Advantages and Disadvantages of Regionalization

There are both advantages and disadvantages in peacekeeping by regional and sub-regional organisations and also dependent on “coalition of the willing” controlled by regional leaders who claims supremacy.

  • “Coalition of the willing” is followed in place of traditional peacekeeping.
  • This has always been directed by the regional/global super powers like the United States in Haiti, Russia in Commonwealth of Independent States, France in Rwanda, Ivory Coast and Democratic Republic of Congo in 2003, and Australia in East Timor.
  • In recent times, European Union has been active in out-of- area peacekeeping operations. For example: Replacement of the UN by EU police force in Bosnia, positioning of an EU force controlled by France in the eastern part of the Democratic Republic of Congo in 2003.
  • This was also the first instance where an EU mission was sent outside of Europe. This EU task permitted by the Security Council was officially dismissed on September 1, 2003.
  • “Coalition of the willing” cannot be termed as an appropriate answer to the problems of effective peacekeeping, as this system of peacekeeping is indicative of the old colonial style of divide and rule world into domains of influence.
  • This also allows global and regional powers to proclaim their supremacy of neighbouring geographical expanses.
  • Moreover the “coalition of the willing” team sent for dealing with the conflict can happen in the outside agenda of the present regional organisation.
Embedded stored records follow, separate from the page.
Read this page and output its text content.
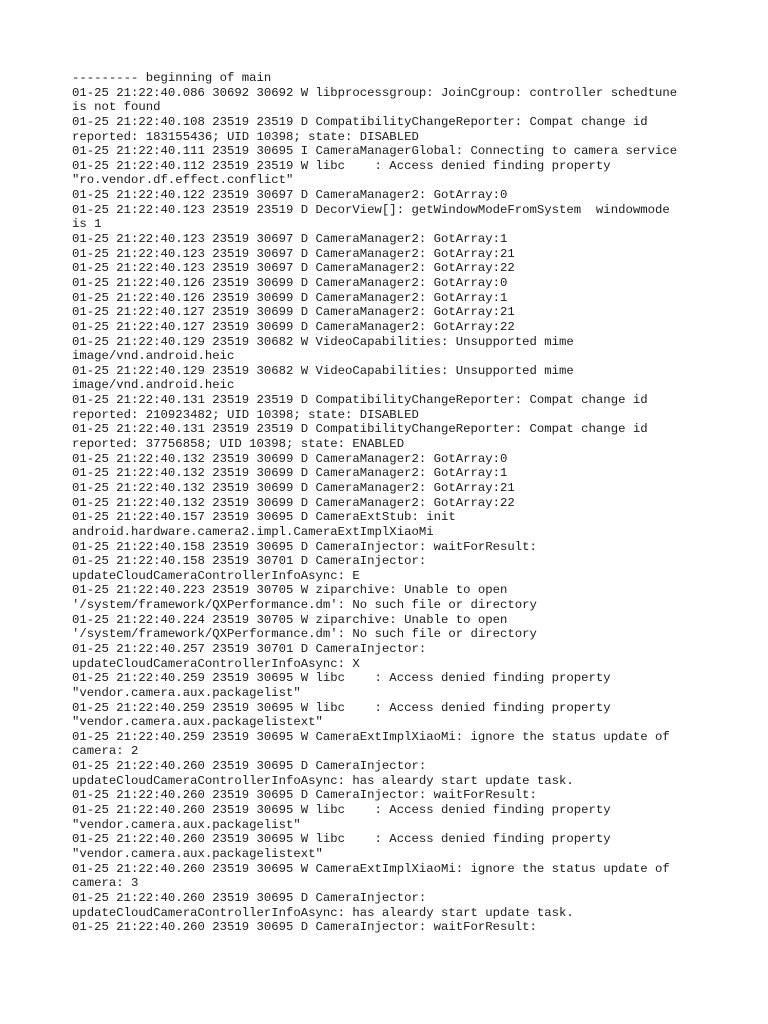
--------- beginning of main
01-25 21:22:40.086 30692 30692 W libprocessgroup: JoinCgroup: controller schedtune
is not found
01-25 21:22:40.108 23519 23519 D CompatibilityChangeReporter: Compat change id
reported: 183155436; UID 10398; state: DISABLED
01-25 21:22:40.111 23519 30695 I CameraManagerGlobal: Connecting to camera service
01-25 21:22:40.112 23519 23519 W libc    : Access denied finding property
"ro.vendor.df.effect.conflict"
01-25 21:22:40.122 23519 30697 D CameraManager2: GotArray:0
01-25 21:22:40.123 23519 23519 D DecorView[]: getWindowModeFromSystem  windowmode
is 1
01-25 21:22:40.123 23519 30697 D CameraManager2: GotArray:1
01-25 21:22:40.123 23519 30697 D CameraManager2: GotArray:21
01-25 21:22:40.123 23519 30697 D CameraManager2: GotArray:22
01-25 21:22:40.126 23519 30699 D CameraManager2: GotArray:0
01-25 21:22:40.126 23519 30699 D CameraManager2: GotArray:1
01-25 21:22:40.127 23519 30699 D CameraManager2: GotArray:21
01-25 21:22:40.127 23519 30699 D CameraManager2: GotArray:22
01-25 21:22:40.129 23519 30682 W VideoCapabilities: Unsupported mime
image/vnd.android.heic
01-25 21:22:40.129 23519 30682 W VideoCapabilities: Unsupported mime
image/vnd.android.heic
01-25 21:22:40.131 23519 23519 D CompatibilityChangeReporter: Compat change id
reported: 210923482; UID 10398; state: DISABLED
01-25 21:22:40.131 23519 23519 D CompatibilityChangeReporter: Compat change id
reported: 37756858; UID 10398; state: ENABLED
01-25 21:22:40.132 23519 30699 D CameraManager2: GotArray:0
01-25 21:22:40.132 23519 30699 D CameraManager2: GotArray:1
01-25 21:22:40.132 23519 30699 D CameraManager2: GotArray:21
01-25 21:22:40.132 23519 30699 D CameraManager2: GotArray:22
01-25 21:22:40.157 23519 30695 D CameraExtStub: init
android.hardware.camera2.impl.CameraExtImplXiaoMi
01-25 21:22:40.158 23519 30695 D CameraInjector: waitForResult:
01-25 21:22:40.158 23519 30701 D CameraInjector:
updateCloudCameraControllerInfoAsync: E
01-25 21:22:40.223 23519 30705 W ziparchive: Unable to open
'/system/framework/QXPerformance.dm': No such file or directory
01-25 21:22:40.224 23519 30705 W ziparchive: Unable to open
'/system/framework/QXPerformance.dm': No such file or directory
01-25 21:22:40.257 23519 30701 D CameraInjector:
updateCloudCameraControllerInfoAsync: X
01-25 21:22:40.259 23519 30695 W libc    : Access denied finding property
"vendor.camera.aux.packagelist"
01-25 21:22:40.259 23519 30695 W libc    : Access denied finding property
"vendor.camera.aux.packagelistext"
01-25 21:22:40.259 23519 30695 W CameraExtImplXiaoMi: ignore the status update of
camera: 2
01-25 21:22:40.260 23519 30695 D CameraInjector:
updateCloudCameraControllerInfoAsync: has aleardy start update task.
01-25 21:22:40.260 23519 30695 D CameraInjector: waitForResult:
01-25 21:22:40.260 23519 30695 W libc    : Access denied finding property
"vendor.camera.aux.packagelist"
01-25 21:22:40.260 23519 30695 W libc    : Access denied finding property
"vendor.camera.aux.packagelistext"
01-25 21:22:40.260 23519 30695 W CameraExtImplXiaoMi: ignore the status update of
camera: 3
01-25 21:22:40.260 23519 30695 D CameraInjector:
updateCloudCameraControllerInfoAsync: has aleardy start update task.
01-25 21:22:40.260 23519 30695 D CameraInjector: waitForResult:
Ground Reality of Regionalization

However the risk is that dependence on regional and sub-regional organizations may offer regional powers with the chance to spread their power in the region with the legal approval and sanction of the international community. Regional administrations must act within the approval and the letter of the UN Charter and in a way that it does not weaken the importance of the Security Council as an organization of peacekeeping and peace enforcement. Nevertheless, the benefit of trusting on regional organizations to engage in peacekeeping operations is that regional powers may be more accustomed with the local conditions and situations that affect the fight and may have an improved knowledge of the issues at hand. A local organization may not have the necessary resources and ability for peacekeeping. Moreover, a number of states that provide troops to regional peacekeeping operations are deprived and developing countries and a certain amount of supporter fatigue have happened. This is because the UN has lacked the monetary resources to pay compensation to troop-contributing countries in an appropriate style and this leads to difficulties in deputing troops for new peacekeeping operations. In the developing countries the UN could offer its knowledge and experience to help them participate in regional peacekeeping operations. Apart from that, there are some regional groups who do not follow the norms of behaviour of the United Nations. In these cases the troops will not be sufficiently trained and they may involve in behaviour that adds problems to that particular country. These insufficiently trained troops engage in criminal cases and immoral activities and involve in spreading deadly diseases like AIDS. This happens in troops from industrial democracies also. This is the main reason why the troops need to be trained in international humanitarian norms and be educated about gender mainstream issues also because most of the time women are the key sufferers of civil conflicts. Another important problem connected with the inclination of increasing regionalisation of UN peacekeeping and peace enforcement is the relegation of the United Nations, with the tendency of growing dependence on regional and sub-regional organisations.